Dari lima keramba jaring apung yang dikelola itu sudah berhasil melakuka panen hingga lima kali dengan hasil minimal 30 kilogram. Ikan yang dipanen dijual kepada warga sekitar dengan harga berkisar Rp 30.000 per kilogram.

Selain ikan, warga dan karang taruna di Kecamatan Setu juga tengah membudidayakan udang galah sejak awal tahun 2021. Mereka mendapatkan benih udang dari Balai Besar Perikanan Budidaya Air Tawar Sukabumi di Jawa Barat.

Didi Sukandi (35), salah satu pengurus Karang Taruna yang memiliki ide ini awalnya hanya mencoba membudidayakan udang galah di akuarium.

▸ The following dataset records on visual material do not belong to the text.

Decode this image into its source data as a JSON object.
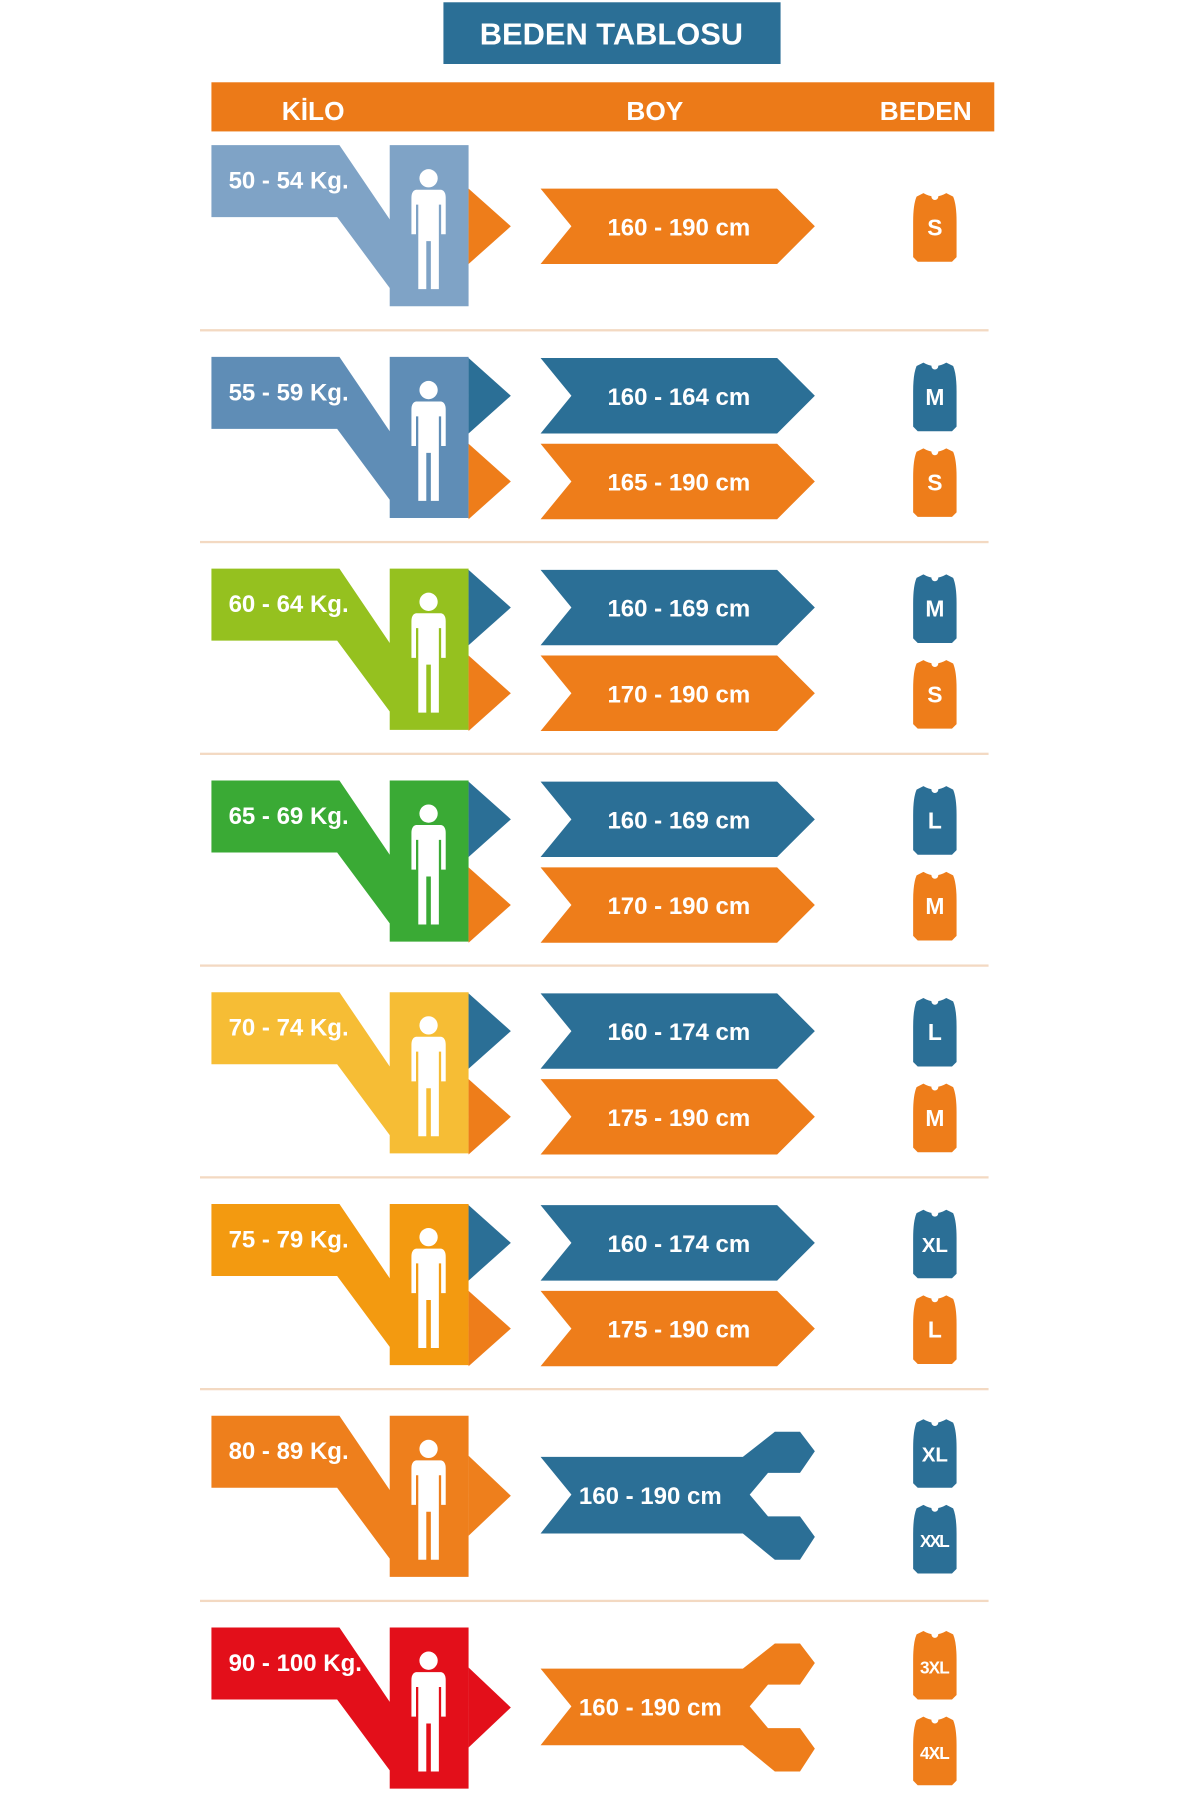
{
  "title": "BEDEN TABLOSU",
  "header": {
    "kilo": "KİLO",
    "boy": "BOY",
    "beden": "BEDEN"
  },
  "colors": {
    "blue": "#2b6f96",
    "orange": "#ee7d1a",
    "header_orange": "#ec7a18",
    "separator": "#f3d9c2"
  },
  "rows": [
    {
      "weight": "50 - 54 Kg.",
      "color": "#7fa3c6",
      "shape": "arrow",
      "heights": [
        {
          "range": "160 - 190 cm",
          "color": "orange"
        }
      ],
      "sizes": [
        {
          "label": "S",
          "color": "orange"
        }
      ]
    },
    {
      "weight": "55 - 59 Kg.",
      "color": "#5f8db6",
      "shape": "arrow",
      "heights": [
        {
          "range": "160 - 164 cm",
          "color": "blue"
        },
        {
          "range": "165 - 190 cm",
          "color": "orange"
        }
      ],
      "sizes": [
        {
          "label": "M",
          "color": "blue"
        },
        {
          "label": "S",
          "color": "orange"
        }
      ]
    },
    {
      "weight": "60 - 64 Kg.",
      "color": "#95c11f",
      "shape": "arrow",
      "heights": [
        {
          "range": "160 - 169 cm",
          "color": "blue"
        },
        {
          "range": "170 - 190 cm",
          "color": "orange"
        }
      ],
      "sizes": [
        {
          "label": "M",
          "color": "blue"
        },
        {
          "label": "S",
          "color": "orange"
        }
      ]
    },
    {
      "weight": "65 - 69 Kg.",
      "color": "#3aaa35",
      "shape": "arrow",
      "heights": [
        {
          "range": "160 - 169 cm",
          "color": "blue"
        },
        {
          "range": "170 - 190 cm",
          "color": "orange"
        }
      ],
      "sizes": [
        {
          "label": "L",
          "color": "blue"
        },
        {
          "label": "M",
          "color": "orange"
        }
      ]
    },
    {
      "weight": "70 - 74 Kg.",
      "color": "#f6bd35",
      "shape": "arrow",
      "heights": [
        {
          "range": "160 - 174 cm",
          "color": "blue"
        },
        {
          "range": "175 - 190 cm",
          "color": "orange"
        }
      ],
      "sizes": [
        {
          "label": "L",
          "color": "blue"
        },
        {
          "label": "M",
          "color": "orange"
        }
      ]
    },
    {
      "weight": "75 - 79 Kg.",
      "color": "#f39a10",
      "shape": "arrow",
      "heights": [
        {
          "range": "160 - 174 cm",
          "color": "blue"
        },
        {
          "range": "175 - 190 cm",
          "color": "orange"
        }
      ],
      "sizes": [
        {
          "label": "XL",
          "color": "blue"
        },
        {
          "label": "L",
          "color": "orange"
        }
      ]
    },
    {
      "weight": "80 - 89 Kg.",
      "color": "#ee7f1c",
      "shape": "fork",
      "heights": [
        {
          "range": "160 - 190 cm",
          "color": "blue"
        }
      ],
      "sizes": [
        {
          "label": "XL",
          "color": "blue"
        },
        {
          "label": "XXL",
          "color": "blue"
        }
      ]
    },
    {
      "weight": "90 - 100 Kg.",
      "color": "#e30f1a",
      "shape": "fork",
      "heights": [
        {
          "range": "160 - 190 cm",
          "color": "orange"
        }
      ],
      "sizes": [
        {
          "label": "3XL",
          "color": "orange"
        },
        {
          "label": "4XL",
          "color": "orange"
        }
      ]
    }
  ]
}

Setelah berhasil di akuarium, ia pun mencoba membudidayakannya di kolam terpal ukuran 2×1 meter dan 3×3 meter di dekat rawa-rawa.

Didi menjelaskan, udang galah mampu hidup di media kolam terpal, semen, dan tanah. Selain itu, lahan yang digunakan juga tidak perlu seluas puluhan hektar.

“Intinya atur kadar oksigen pakai mesin atau kincir, air tidak dikuras habis karena kadar amoniak sedikit, dan sebulan sekali bersihkan kotoran,” terang Didi.

Di kolam terpal dekat Rawa Samira dan di Kelurahan Muncul sejak awal tahun itu sudah ditebar benih udang sebanyak 15.000 berukuran 1-3 cm. Uji coba panen yang dilakukan warga pada pekan lalu menghasilkan udang galah dewasa dengan rata-rata per kilogram mencapai 50 ekor. Udang tersebut dihargai Rp 150.000 per kilogram.

Hasil panen tersebut kemudian diunggah di Facebook dan berhasil menarik minat pembeli dari luar Jawa, yakni Riau dan Kalimantan. Karena itu, warga telah berencana untuk melakukan panen perdana pada pertengahan Juni nanti.

”Nilai ekonomisnya tinggi. Kami harus perluas budidaya dengan merangkul warga yang memang antusias dan mau,” ujar Didi.